Of the 52 subject blocks defined, work has been completed on them all. To date, 148 sites with a geological interest have been designated as ASSIs, a number with more than one geological feature. 394 ASSIs have been declared in total.
The majority of selected sites consist of rock outcrops. These give people an opportunity to see the various rock types that are, for the most part, hidden from view. Taken together, these sites describe the solid rock foundation of Northern Ireland. This type of site is generally easily managed. Quarries are very important offering as they do, a glimpse at rocks that would otherwise be buried.
Many coastal sites are very fragile, subject to impact from nature, through increasing storm frequency and possible future rises in sea-level, and human interference, particularly from removal of sand and stone from beaches, from recreational impacts and from engineering developments.
Fossils are a fun way to get to know more about geology. Sites however can be fragile and must be managed carefully. Fortunately there are many sites rich in fossils, where repeated collecting poses no threat.
Once there were large deposits of diatomite along the north shore of Lough Neagh and around Lough Beg. Past cutting for use in the munitions industry especially, has greatly reduced its extent.

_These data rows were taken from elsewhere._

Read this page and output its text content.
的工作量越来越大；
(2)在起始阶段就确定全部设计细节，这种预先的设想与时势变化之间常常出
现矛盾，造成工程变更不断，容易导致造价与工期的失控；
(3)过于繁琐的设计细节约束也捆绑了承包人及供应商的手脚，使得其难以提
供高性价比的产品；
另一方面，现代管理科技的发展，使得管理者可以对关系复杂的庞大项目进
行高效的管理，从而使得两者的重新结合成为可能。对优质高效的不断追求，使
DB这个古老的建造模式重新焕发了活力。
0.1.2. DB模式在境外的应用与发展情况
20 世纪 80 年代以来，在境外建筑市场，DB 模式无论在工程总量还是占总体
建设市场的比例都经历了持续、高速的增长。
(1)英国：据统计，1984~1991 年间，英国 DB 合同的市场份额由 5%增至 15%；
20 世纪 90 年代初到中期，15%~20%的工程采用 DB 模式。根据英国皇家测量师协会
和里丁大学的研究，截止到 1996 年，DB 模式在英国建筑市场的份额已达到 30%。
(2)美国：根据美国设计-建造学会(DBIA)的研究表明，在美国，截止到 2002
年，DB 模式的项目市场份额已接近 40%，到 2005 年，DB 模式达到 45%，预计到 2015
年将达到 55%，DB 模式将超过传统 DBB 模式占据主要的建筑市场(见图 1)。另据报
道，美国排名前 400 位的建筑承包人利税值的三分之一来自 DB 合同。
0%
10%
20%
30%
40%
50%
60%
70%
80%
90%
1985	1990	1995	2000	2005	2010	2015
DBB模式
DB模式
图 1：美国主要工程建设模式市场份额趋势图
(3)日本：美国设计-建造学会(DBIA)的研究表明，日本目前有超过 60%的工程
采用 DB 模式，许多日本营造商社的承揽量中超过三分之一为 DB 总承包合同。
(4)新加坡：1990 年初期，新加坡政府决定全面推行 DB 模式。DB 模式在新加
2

Diatomite and associated materials are of importance for the information on past climate, together with archaeological artifacts that can be obtained from them.
Many of the landforms that can be seen in Northern Ireland were formed by processes that operated in the past. This is particularly true of those related to past glacial activity.
Features such as eskers and glacial moraines are fossil landforms. They also are a valuable source of sand and gravel, used by the construction industry. It is important to strike a balance between the conservation of such sites whilst recognising the importance of this industry.
Northern Ireland has many important cave systems, hosting dramatic stalagmites, stalagtites and other examples of flowstone. Such places are not only wonderful to look at, they also represent a unique record of past climate and environment for these areas. These records are contained within the calcite (from which the flowstones are comprised) and sediment deposits.